TAROK KOLACHE, Afghanistan — When the top commander in Afghanistan visited this small village in western Arghandab on Monday, there was nothing more to see than an empty field.
Tarok Kolache currently exists in name only. All its 33 buildings are gone, leveled by the U.S. military in October.
The destruction of the village was necessary to clear the Taliban from this lush farmland, which insurgents had rigged top to bottom with explosives, the military says. And now its reconstruction — and that of three others like it in the area — is just as necessary to keep the Taliban from coming back.
The military is in a perception game, racing the clock to win over villagers before the spring. They’re trying to ensure through rebuilding that when leaves start sprouting on the trees, hailing the start of the traditional fighting season and the return of insurgents, “the people turn them in because they’ve seen something better,” Gen. David Petraeus said.
The locals call this farming area to the northwest of Kandahar City and across the Arghandab River “The Gardens.” The pomegranate and grape farmers had long been kicked out of their homes by the Taliban, and when the massive clearing operations in Kandahar began this fall, the Army found Tarok Kolache and three other villages laden with a sophisticated network of bombs.
After Special Forces raids were unable to take the territory, the military decided it had no choice but to call in close air support to knock the villages down.
Afterward, the locals compared the Americans to the Soviets — just another occupying force.
“These dudes were extremely angry,” said Capt. Patrick McGuigan, the fire support officer for 1st Battalion, 320th Field Artillery Regiment, 2nd Brigade Combat Team, 101st Airborne Division. “The elder (of Tarok Kolache) wouldn’t even talk to me for three weeks, he was that [angry].”
In a twist engineered by the counterinsurgency strategy, McGuigan, the man who had been calling “cleared hot” into the radio to give the jets the go-ahead to blow up the villages, is now in charge of rebuilding them. He has slowly earned the locals’ trust in each of the four villages that need reconstruction from bombings.
In Tarok Kolache, the Army has cleared the rubble and staked out the 13 landowners’ property, creating deeds of ownership that will be registered with the local government. Replacing the buildings and compensating the farmers for their lost revenue from pomegranate sales is going to cost more than $500,000, McGuigan said.

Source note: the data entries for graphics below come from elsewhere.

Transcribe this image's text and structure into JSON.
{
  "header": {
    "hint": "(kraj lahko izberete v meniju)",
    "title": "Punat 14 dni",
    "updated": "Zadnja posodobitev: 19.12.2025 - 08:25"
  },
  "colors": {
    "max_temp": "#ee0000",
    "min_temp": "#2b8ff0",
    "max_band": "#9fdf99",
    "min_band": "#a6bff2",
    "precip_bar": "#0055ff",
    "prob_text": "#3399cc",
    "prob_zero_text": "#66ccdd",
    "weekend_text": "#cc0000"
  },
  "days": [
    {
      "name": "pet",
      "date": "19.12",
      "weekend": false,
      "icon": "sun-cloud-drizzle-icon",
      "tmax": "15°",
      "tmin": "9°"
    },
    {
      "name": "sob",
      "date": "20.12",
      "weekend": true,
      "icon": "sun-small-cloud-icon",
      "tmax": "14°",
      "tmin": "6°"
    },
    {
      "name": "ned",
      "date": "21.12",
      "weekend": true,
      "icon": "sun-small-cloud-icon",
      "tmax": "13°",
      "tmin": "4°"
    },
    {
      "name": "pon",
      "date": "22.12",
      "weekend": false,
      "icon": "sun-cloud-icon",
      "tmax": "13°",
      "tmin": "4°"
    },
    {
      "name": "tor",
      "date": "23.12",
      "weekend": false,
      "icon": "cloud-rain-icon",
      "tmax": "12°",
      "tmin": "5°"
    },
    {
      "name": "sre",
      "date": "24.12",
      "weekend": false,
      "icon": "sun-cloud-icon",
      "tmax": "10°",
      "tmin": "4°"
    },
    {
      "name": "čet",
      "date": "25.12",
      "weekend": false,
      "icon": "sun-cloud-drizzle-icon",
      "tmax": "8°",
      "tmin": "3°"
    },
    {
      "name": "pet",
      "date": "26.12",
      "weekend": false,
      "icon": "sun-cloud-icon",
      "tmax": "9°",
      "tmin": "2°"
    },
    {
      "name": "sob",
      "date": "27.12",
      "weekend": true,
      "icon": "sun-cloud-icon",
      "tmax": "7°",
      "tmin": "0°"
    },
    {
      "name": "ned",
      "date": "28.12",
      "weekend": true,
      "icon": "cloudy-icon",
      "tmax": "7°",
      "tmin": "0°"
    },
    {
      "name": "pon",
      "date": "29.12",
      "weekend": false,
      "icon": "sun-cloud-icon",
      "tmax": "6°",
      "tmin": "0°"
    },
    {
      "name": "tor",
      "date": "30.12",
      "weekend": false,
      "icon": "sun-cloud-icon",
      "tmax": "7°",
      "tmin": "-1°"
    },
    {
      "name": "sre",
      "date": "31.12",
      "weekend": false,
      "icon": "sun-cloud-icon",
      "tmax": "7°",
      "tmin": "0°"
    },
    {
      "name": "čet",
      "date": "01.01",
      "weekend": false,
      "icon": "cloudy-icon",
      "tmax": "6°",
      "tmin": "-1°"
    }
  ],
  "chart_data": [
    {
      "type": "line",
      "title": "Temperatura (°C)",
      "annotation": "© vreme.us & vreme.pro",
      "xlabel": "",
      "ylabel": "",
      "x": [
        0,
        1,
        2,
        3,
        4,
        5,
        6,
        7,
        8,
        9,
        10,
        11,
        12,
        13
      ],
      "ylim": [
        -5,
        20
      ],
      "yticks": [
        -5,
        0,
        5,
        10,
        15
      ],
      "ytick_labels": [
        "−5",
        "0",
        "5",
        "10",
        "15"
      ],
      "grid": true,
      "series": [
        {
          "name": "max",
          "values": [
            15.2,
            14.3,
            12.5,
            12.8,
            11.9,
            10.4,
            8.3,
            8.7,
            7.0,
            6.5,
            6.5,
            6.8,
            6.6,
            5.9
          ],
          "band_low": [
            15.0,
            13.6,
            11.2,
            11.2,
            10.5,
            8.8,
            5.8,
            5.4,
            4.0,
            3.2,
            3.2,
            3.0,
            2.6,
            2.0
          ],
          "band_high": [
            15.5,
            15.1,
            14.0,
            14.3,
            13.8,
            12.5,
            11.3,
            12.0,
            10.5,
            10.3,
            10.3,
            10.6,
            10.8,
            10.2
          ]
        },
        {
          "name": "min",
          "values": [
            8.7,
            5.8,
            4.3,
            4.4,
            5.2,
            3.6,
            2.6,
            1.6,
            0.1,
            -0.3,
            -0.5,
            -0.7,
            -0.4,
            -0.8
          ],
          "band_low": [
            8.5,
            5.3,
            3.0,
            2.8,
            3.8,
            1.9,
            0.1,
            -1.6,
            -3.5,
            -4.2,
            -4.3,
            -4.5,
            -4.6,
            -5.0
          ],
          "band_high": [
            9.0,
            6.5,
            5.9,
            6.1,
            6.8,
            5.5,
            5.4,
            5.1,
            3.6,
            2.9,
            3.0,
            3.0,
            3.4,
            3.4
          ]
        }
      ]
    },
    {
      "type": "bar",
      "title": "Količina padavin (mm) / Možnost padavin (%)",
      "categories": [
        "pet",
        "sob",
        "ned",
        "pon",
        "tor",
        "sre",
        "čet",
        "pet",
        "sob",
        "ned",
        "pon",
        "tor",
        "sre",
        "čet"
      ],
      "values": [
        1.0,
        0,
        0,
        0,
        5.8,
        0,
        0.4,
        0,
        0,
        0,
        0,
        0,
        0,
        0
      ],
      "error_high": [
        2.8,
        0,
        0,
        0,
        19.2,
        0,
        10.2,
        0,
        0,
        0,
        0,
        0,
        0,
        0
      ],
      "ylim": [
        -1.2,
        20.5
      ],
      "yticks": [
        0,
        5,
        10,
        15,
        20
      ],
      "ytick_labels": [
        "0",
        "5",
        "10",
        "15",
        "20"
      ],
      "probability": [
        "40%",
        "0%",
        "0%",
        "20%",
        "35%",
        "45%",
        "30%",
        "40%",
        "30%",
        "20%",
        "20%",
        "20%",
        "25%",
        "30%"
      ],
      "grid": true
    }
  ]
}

As Petraeus strolled without a flak jacket or helmet Monday along a road near the village, he mingled with the farmers along the way. He was like a politician out on the campaign trail, and his message essentially comes up for a vote when residents decide whether to support the Taliban when the summer draws near.
With a military entourage behind him of ground commanders, both American and Afghan, Petraeus smiled and greeted each man with “salaam alaikum,” and a hand to his heart. He would be quickly surrounded by men, each vying to get their say.
Petraeus listened to their complaints and then turned to the generals and colonels around him to ask what they could do about it.
Some of the farmers said they’d heard the military’s spiel before only to watch coalition forces abandon this traditional Taliban stronghold, and they questioned Petraeus about whether the military would be here for the long term.
“We’ve seen you come and go before,” one farmer told him. “I want to know you’re going to stay.”
Petraeus brought up the commitments pledged at the NATO summit last month to stay in Afghanistan until 2014, and one of the farmers surprised him by nodding and saying, yes, in Lisbon.
When Tarok Kolache’s elder approached with a broad smile, Petraeus embraced him and said “I’m going to tell President Karzai I ran into you when I was out here.”
He assured the elder the military was going to repair all the damage that had been done to his village.
Then, with the elder’s permission, he addressed the crowd that had grown around him, giving them the hard pitch about how he needed their help to keep the area safe when the Taliban came back in the spring, repeatedly saying “with your support.”
“Afghanistan has a truly unique opportunity right now and may never have such an opportunity again,” he told them. “But without security, you’ll never be able to capitalize on that. You’ll never be able to exploit it.”
Before moving along, he turned to the farmer next to him. “Want to walk down the road with us?”